Confédérations : Une confédération est créée lorsque des entités politiques s’associent afin de former un gouvernement partagé pour la réalisation de certains objectifs limités, notamment dans le domaine de la défense ou de l’économie, mais qui dépend des gouvernements constituants. Dans les confédérations, le gouvernement partagé ne dispose que d’une base électorale ou fiscale indirecte puisque les gouvernements membres servent d’intermédiaires entre lui et les citoyens. En exigeant que tous les gouvernements membres approuvent toutes les décisions importantes de politique commune, un tel système accorde à ses membres une autonomie plus grande que la fédération, mais il en résulte que le gouvernement partagé se trouve dans une position moins forte pour trancher les questions litigieuses ou redistribuer les ressources. L’histoire donne des exemples de confédérations, comme la Suisse pendant la majeure partie de la période de 1291 à 1847 et les États-Unis entre 1776 et 1789, qui ont toutes les deux été supplantées par des fédérations. Le tableau 1 présente des exemples de confédérations dans le monde d’aujourd’hui. L’Union européenne est essentiellement une confédération, bien qu’elle ait de plus en plus intégré certaines caractéristiques de fédération.

Associations fédératives : Ces groupements se forment lorsqu’une grande unité s’associe à au moins une unité plus petite; cette dernière conserve toutefois une autonomie importante, mais joue un rôle minimal dans le gouvernement de l’unité plus grande, et l’association ne peut être dissoute que d’un commun accord. Les relations entre Porto Rico et les États-Unis illustrent ce type d’associations. Le tableau 1 donne d’autres exemples. Ces ententes assurent un haut niveau d’autonomie à l’unité plus petite, mais l’empêchent d’exercer une influence considérable sur la politique de l’unité plus grande.

États associés : Ces groupes ressemblent aux associations fédératives, mais ils peuvent être dissouts par l’une ou l’autre des unités agissant unilatéralement selon des modalités convenues au préalable. Leur stabilité est donc plus précaire. Le tableau 1 donne des exemples.

Condominiums : Dans un condominium, une unité politique est gouvernée conjointement par au moins deux autres États de telle sorte que les habitants disposent d’un niveau élevé d’autogestion interne. Andorre, qui était placée sous l’autorité commune de la France et de l’Espagne de 1278 à 1993, est un exemple de condominium.

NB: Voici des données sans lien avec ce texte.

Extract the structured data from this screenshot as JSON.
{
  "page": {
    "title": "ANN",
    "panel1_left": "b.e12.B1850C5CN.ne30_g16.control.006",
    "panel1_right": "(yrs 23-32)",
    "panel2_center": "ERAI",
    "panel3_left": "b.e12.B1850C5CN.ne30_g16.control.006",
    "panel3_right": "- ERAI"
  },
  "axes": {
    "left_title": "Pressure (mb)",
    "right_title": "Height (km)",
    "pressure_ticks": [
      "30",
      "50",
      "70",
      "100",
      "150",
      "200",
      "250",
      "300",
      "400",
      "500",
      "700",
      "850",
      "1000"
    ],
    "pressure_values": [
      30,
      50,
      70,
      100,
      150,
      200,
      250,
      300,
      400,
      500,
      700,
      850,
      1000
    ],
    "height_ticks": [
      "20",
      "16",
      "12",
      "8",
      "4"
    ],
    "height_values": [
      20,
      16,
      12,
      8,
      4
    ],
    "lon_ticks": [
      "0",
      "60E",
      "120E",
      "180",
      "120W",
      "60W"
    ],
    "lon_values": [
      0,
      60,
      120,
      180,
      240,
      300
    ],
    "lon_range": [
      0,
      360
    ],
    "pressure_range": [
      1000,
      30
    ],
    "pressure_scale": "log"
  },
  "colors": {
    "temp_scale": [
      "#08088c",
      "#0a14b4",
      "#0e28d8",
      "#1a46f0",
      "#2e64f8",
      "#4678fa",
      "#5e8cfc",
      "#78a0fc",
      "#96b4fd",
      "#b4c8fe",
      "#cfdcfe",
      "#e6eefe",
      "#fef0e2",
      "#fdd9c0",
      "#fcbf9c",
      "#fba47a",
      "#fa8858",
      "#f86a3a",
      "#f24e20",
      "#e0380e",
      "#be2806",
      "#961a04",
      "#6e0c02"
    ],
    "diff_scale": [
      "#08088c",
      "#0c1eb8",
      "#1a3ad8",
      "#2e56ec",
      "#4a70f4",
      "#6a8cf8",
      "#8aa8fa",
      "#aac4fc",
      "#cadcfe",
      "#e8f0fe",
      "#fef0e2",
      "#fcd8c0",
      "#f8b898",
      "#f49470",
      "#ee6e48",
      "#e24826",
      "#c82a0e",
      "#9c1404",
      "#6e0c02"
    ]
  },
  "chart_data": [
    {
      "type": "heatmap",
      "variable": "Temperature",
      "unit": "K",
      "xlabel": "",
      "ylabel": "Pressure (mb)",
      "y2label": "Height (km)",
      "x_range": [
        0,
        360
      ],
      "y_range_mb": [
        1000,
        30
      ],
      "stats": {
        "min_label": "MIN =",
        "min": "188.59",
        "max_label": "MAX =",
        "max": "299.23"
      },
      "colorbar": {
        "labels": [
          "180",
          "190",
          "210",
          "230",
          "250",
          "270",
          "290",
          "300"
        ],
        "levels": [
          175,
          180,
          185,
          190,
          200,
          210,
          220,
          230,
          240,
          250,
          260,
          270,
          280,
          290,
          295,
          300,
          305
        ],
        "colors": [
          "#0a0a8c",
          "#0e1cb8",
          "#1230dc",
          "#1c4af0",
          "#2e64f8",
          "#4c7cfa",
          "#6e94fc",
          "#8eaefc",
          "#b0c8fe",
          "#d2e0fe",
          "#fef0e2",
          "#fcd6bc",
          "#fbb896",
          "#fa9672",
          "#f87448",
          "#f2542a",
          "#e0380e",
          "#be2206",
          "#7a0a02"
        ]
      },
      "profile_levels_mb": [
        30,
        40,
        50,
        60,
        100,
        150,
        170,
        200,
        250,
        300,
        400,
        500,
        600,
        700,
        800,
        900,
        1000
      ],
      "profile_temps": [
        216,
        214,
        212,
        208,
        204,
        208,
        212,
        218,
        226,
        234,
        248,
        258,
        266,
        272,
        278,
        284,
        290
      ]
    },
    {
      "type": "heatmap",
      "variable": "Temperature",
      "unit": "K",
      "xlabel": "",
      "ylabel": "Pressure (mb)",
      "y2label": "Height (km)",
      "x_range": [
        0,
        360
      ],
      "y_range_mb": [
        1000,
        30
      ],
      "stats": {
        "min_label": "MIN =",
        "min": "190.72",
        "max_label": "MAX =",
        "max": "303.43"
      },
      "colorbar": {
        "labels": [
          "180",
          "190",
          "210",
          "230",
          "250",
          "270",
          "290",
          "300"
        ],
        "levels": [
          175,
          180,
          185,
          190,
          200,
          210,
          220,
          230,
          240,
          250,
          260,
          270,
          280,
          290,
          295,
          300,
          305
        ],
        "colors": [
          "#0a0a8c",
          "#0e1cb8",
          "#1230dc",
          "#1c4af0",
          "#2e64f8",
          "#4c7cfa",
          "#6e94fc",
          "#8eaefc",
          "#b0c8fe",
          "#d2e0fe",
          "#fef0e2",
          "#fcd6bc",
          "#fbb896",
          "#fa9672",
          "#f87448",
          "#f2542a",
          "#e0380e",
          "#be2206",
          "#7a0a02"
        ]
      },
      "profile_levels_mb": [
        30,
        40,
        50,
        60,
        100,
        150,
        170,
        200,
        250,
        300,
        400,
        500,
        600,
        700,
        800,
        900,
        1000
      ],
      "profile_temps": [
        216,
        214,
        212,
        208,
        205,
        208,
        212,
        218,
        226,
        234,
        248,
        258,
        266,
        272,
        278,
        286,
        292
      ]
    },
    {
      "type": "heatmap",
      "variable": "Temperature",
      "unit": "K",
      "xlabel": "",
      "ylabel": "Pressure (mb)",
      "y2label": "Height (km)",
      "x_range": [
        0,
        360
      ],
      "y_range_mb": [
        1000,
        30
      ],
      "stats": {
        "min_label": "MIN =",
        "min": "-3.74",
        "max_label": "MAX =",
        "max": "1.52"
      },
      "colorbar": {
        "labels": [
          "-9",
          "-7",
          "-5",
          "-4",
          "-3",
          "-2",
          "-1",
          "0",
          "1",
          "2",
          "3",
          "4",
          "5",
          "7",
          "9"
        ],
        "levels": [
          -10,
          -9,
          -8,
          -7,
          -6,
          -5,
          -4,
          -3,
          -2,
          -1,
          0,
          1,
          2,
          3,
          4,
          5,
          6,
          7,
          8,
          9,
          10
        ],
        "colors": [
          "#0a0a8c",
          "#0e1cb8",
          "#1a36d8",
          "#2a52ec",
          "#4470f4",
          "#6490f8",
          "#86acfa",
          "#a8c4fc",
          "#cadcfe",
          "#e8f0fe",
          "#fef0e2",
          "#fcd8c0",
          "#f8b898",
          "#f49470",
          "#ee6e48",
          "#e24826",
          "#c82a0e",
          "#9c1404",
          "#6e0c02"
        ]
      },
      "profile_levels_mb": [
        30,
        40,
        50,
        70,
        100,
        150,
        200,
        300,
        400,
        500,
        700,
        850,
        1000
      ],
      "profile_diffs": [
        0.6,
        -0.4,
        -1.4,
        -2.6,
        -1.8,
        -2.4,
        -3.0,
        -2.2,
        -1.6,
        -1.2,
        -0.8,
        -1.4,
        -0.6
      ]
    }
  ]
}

Ligues : Il s’agit d’associations d’entités politiquement indépendantes qui poursuivent des objectifs précis; elles sont gérées par un secrétariat commun plutôt que par un gouvernement et leurs membres peuvent se retirer unilatéralement. Le tableau 1 donne des exemples de ligues, entre autres celui de l’OTAN.

Services fonctionnels communs : Il s’agit d’organismes établis par au moins deux entités politiques afin d’exécuter en commun une ou plusieurs tâches. L’Organisation des pêches de l’Atlantique nord-ouest (OPANO), l’Agence internationale de l’énergie atomique (AIEA) et l’Organisation internationale du travail en sont trois exemples parmi bien d’autres. Ces services communs peuvent également revêtir la forme d’organisations transfrontalières établies par des gouvernements infranationaux limitrophes, comme l’association interétatique pour l’expansion économique, créée en 1978, qui comprend quatre régions de l’Italie, quatre « Länder » de l’Autriche, deux républiques yougoslaves et un État de l’ancienne Allemagne de l’Ouest, ou encore le groupe interétatique «Regio Basiliensis» qui vise la coopération entre la Suisse, l’Allemagne et la France dans la région de Bâle.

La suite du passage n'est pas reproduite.